Tip — 12.11.2018

Fresh ideas for using up stale bread

At Respect Food, we are all about saving food to save the planet. We are particularly obsessed with making the most from the humble loaf.  Human’s started eating bread some 30,000 years ago, and over time our love for bread has only grown stronger. It is a staple of cuisines across the globe for a very good reason: it’s simple, cheap, filling and utterly delicious. We don’t need to tell you what to do with fresh bread: enjoy it whichever way you like: toasted or just smeared with herb butter. Dipped in olive oil and vinegar, smothered in avocado or fresh tomato. The world is your slice of sourdough.

It’s also an ingredient that has a habit of lingering in a kitchen, and stale bread doesn’t have the same appeal as a freshly baked loaf. Luckily, there are a plethora of things you can do with it. If you have a fair bit of bread and want to get it back to crusty perfection, first try this simple hack: splash your loaf with a little water and pop it in the oven for ten minutes. It will come out almost as fresh as the day you bought it.

You could also blitz it up to make breadcrumbs. Simply put all your dried bread into a food processor and hey presto! You can then add whatever herbs and spices you like. Whether it’s to coat fish cakes or for binding together meat or veg balls, breadcrumbs are a must in any good chef’s kitchen. You can also make croutons, just by chopping up bread, tossing in a little oil and baking until crunchy. Stale bread works incredibly well in soups and salad as it’s especially good at soaking up flavours. Try this unctuous fish pancotto for a classy and comforting dinner.

You could also try making a simple Sopa de Ajo. It’s a Spanish dish that with humble origins: it was created by Castillian Shepards, who needed their food to be warming and give them a boost of energy for their long journeys. The key ingredients are stock, stale bread, a ton of garlic (you can go ahead and use a whole clove), paprika and olive oil. It’s a budget-friendly comfort food that can be adapted in a multitude of ways. Try throwing in some serrano ham and poaching eggs in the broth before serving.

If you’re after something to satisfy your sweet tooth, you can always make a delicious bread and butter pudding, or try a summer pudding: it’s a healthy, easy and show-stopping British classic. Get some raspberries, blueberries, blackberries and strawberries (fresh or frozen) and heat in a sugar syrup until they’ve softened. Then take some slices of bread and layer around the side of a bowl, before pouring in the berry mixture.

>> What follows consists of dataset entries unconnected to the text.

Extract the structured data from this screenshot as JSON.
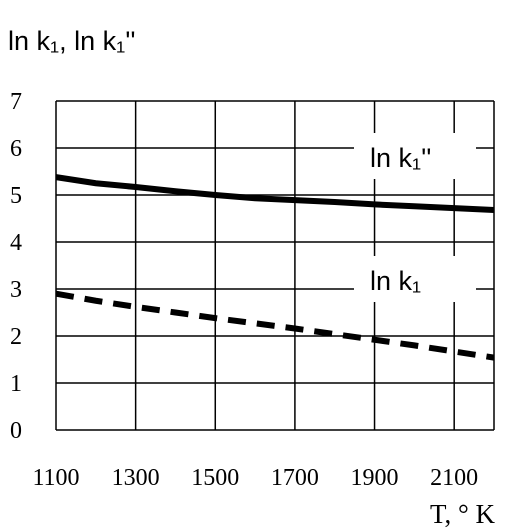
{
  "chart_data": {
    "type": "line",
    "ylabel": "ln k₁, ln k₁''",
    "xlabel": "T, ° K",
    "xlim": [
      1100,
      2200
    ],
    "ylim": [
      0,
      7
    ],
    "x_ticks": [
      "1100",
      "1300",
      "1500",
      "1700",
      "1900",
      "2100"
    ],
    "y_ticks": [
      "0",
      "1",
      "2",
      "3",
      "4",
      "5",
      "6",
      "7"
    ],
    "grid": true,
    "series": [
      {
        "name": "ln k₁''",
        "style": "solid",
        "color": "#000000",
        "x": [
          1100,
          1200,
          1300,
          1400,
          1500,
          1600,
          1700,
          1800,
          1900,
          2000,
          2100,
          2200
        ],
        "y": [
          5.38,
          5.25,
          5.17,
          5.08,
          5.0,
          4.93,
          4.89,
          4.85,
          4.8,
          4.76,
          4.72,
          4.68
        ]
      },
      {
        "name": "ln k₁",
        "style": "dashed",
        "color": "#000000",
        "x": [
          1100,
          1200,
          1300,
          1400,
          1500,
          1600,
          1700,
          1800,
          1900,
          2000,
          2100,
          2200
        ],
        "y": [
          2.9,
          2.75,
          2.62,
          2.5,
          2.38,
          2.27,
          2.16,
          2.04,
          1.92,
          1.8,
          1.67,
          1.54
        ]
      }
    ]
  }
}
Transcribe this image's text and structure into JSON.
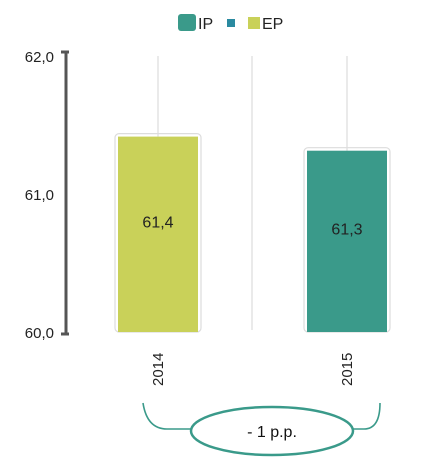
{
  "chart_data": {
    "type": "bar",
    "categories": [
      "2014",
      "2015"
    ],
    "series": [
      {
        "name": "EP",
        "color": "#c9d159",
        "values": [
          61.4,
          null
        ]
      },
      {
        "name": "IP",
        "color": "#3a9a8a",
        "values": [
          null,
          61.3
        ]
      }
    ],
    "data_labels": [
      "61,4",
      "61,3"
    ],
    "y_ticks": [
      "60,0",
      "61,0",
      "62,0"
    ],
    "ylim": [
      60.0,
      62.0
    ],
    "legend": {
      "position": "top",
      "items": [
        {
          "label": "IP",
          "color": "#3a9a8a"
        },
        {
          "label": "",
          "color": "#2a8aa0"
        },
        {
          "label": "EP",
          "color": "#c9d159"
        }
      ]
    },
    "annotation": {
      "text": "- 1 p.p."
    },
    "grid": false
  }
}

Cover and chill for a minimum of four hours. I flip mine to serve: the bread holds the shape of the bowl and soaks up the purple juice of the berries, so it looks (and tastes) like heaven.

If you want a tasty breakfast and have only stale bread left, try cooking up some French toast by dipping slices into an egg mixture and frying until. This dish is great served sweet and savoury, or make it both by adding bacon and maple syrup.